RESEARCH
Mathematical models reveal how cancers grow
University-led research team is using mathematical models to study the growth of certain types of cancer, including breast and prostate cancer, with an eventual goal of developing new drugs.
The researchers have been awarded a three-year grant of nearly $1.2 million from the U.S. Department of Energy to undertake the project, which could provide a key to understanding and eventually controlling these cancers.
The research involves multiscale modeling of protein interactions that result in interesting phenomena, such as receptor clustering.
The team is led by Dionisios Vlachos, UD professor of chemical engineering, and includes Jeremy Edwards, former UD assistant professor of chemical engineering who now is a member of the molecular genetics and microbiology faculty at the University of New Mexico Health Sciences Center. Also working with the research project are Markos Katsoulakis, professor of mathematics at the University of Massachusetts, and James Faeder of the Theoretical Biology and Biophysics Group at Los Alamos National Laboratory.

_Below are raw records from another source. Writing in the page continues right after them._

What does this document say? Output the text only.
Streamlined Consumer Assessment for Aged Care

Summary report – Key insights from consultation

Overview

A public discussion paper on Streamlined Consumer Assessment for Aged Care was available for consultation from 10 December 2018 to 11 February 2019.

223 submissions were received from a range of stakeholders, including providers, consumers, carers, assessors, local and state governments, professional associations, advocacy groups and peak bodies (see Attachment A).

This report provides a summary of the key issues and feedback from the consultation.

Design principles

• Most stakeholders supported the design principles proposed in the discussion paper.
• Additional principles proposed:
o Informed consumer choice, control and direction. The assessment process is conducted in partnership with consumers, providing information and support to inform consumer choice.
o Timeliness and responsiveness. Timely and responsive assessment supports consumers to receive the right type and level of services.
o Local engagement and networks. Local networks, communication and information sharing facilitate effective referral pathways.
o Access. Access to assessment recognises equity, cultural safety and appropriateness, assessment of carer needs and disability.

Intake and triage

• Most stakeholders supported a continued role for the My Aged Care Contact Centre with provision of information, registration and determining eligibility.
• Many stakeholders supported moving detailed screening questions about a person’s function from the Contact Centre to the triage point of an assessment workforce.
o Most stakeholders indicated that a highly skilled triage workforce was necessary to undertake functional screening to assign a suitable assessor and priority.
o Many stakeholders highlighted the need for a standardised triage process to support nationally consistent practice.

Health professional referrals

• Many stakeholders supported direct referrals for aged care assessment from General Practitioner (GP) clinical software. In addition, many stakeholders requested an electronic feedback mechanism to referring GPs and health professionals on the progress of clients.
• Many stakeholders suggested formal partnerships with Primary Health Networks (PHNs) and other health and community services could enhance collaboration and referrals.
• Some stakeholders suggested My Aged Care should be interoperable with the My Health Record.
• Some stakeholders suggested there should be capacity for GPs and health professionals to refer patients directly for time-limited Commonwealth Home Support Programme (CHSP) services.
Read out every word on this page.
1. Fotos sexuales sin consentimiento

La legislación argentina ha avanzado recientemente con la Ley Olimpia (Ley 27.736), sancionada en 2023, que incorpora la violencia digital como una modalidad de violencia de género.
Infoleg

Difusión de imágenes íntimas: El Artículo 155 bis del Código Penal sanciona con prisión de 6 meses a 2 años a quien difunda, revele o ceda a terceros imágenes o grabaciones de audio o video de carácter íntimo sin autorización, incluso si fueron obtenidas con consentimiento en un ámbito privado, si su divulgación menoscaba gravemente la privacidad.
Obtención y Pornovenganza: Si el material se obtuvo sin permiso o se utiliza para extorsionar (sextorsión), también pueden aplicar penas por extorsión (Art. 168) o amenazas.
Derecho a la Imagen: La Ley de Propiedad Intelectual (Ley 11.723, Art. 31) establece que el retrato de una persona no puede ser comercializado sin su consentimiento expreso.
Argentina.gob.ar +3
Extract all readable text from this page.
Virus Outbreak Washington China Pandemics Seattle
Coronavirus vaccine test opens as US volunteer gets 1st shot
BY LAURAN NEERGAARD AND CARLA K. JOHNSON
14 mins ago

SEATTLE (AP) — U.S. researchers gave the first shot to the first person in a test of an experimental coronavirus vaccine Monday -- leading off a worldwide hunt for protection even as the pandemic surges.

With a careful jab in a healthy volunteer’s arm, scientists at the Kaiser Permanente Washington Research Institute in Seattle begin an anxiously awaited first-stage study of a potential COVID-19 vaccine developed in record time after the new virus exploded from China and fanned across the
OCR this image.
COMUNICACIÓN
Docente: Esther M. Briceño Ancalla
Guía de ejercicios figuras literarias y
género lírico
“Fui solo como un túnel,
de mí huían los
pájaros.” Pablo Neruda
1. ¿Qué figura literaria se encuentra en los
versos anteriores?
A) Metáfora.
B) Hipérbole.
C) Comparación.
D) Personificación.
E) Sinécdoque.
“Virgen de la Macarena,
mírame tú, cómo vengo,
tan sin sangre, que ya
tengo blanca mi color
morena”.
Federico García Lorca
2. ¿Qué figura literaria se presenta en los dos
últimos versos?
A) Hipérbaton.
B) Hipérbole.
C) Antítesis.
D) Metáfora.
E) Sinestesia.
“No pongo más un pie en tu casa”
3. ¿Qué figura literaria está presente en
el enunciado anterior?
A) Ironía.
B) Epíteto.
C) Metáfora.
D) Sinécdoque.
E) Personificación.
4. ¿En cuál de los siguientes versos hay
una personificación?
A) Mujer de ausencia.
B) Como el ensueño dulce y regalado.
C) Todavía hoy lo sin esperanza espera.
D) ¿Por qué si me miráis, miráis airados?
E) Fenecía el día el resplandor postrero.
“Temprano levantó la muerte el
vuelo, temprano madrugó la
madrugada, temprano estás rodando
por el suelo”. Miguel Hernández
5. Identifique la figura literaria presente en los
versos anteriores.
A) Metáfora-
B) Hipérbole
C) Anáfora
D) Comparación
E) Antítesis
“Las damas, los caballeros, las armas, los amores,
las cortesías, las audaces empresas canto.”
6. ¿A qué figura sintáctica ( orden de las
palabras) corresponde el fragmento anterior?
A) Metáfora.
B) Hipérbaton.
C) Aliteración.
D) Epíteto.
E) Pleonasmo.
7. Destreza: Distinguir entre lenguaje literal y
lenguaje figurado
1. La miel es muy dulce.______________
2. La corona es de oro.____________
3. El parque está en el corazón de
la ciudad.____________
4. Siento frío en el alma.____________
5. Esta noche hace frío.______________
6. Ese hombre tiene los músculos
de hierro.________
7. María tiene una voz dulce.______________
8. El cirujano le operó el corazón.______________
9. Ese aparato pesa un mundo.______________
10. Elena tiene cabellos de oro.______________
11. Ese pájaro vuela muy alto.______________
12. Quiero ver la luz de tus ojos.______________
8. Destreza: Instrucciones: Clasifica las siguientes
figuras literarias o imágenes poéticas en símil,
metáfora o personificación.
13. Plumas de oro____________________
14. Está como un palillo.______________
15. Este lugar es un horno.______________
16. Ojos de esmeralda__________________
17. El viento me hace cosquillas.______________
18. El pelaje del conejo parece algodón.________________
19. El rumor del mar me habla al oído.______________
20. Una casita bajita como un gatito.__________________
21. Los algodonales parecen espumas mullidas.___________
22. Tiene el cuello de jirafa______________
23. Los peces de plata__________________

Multiscale modeling is the use of mathematical equations and powerful computers to gain an understanding of multidimensional, multilength scale and multitime scale complex systems and, in this case, the highly intricate systems found in molecular biology.
Vlachos says the project will target hormone-responsive forms of cancer, such as breast, ovarian, endometrial and prostate cancer.
There is a great deal of information and expertise on these types of cancers, Vlachos says, but “what we do not know is what goes wrong at the system level when the cancer starts at the molecular level.”
Through the use of biomathematical models, the researchers hope to develop tools to understand the process and turn that knowledge into the development of new drugs that can hold the cancers in check.
“Computational mathematics will provide the underpinnings, and then we will pull the information together and create models that will help us understand the underlying biological mechanisms and make predictions about the best means of controlling the cancers,” Vlachos says.
Hormone-responsive cancers develop via a multiple-step process that starts from a local benign hyperplasia, which is an abnormal increase in the number of cells, and ends with an invasive tumor able to metastasize to other organs, he says.
During this process, cells must acquire the ability to divide continuously, to circumvent signals that would ordinarily lead to their natural death, to stimulate angiogenesis in order to ensure a supply of nutrients and oxygen and to migrate and invade distant tissue.
Not surprisingly, Vlachos says, these tumors are genetically heterogeneous by the time their presence is discovered. That heterogeneity translates to complexity in selecting the proper treatments for specific patients and in predicting initial patient response and the likely characteristics of recurrent tumors.
As one of the few constant features of these complex cancers, dysregulated signaling though members of the ErbB receptor family is implicated at essentially every step from the initial hyperplasia to the final metastasis, Vlachos says.
“We plan to demonstrate our approach to modeling the activation of the ErbB family of receptors, also known as the epidermal growth factor receptors (EGFR),” he says.
Signaling through EGFR is a powerful inducer of gene transcription and cell growth, and dysregulated signaling through EGFR plays a central role in many forms of cancer, Vlachos says. As a result, selective inhibition of EGFR signaling is a prime target for chemotherapeutic intervention and is a system that has been widely studied.
An overarching objective of this proposal is to develop the necessary mathematical and computational framework that can handle the full range of time and length scales required to model complex biological systems, Vlachos says. He adds that the researchers are confident the framework they develop “will pave the way for the modeling of other spatially distributed systems in biology and nanotechnology.”
Vlachos received a bachelor’s degree from the National Technical University of Athens and master’s and doctoral degrees from the University of Minnesota. He has won the prestigious National Science Foundation Career Award and the Office of Naval Research Young Investigator Award.
Vlachos has spent the last decade working in multiscale modeling and recently became interested in its biological applications.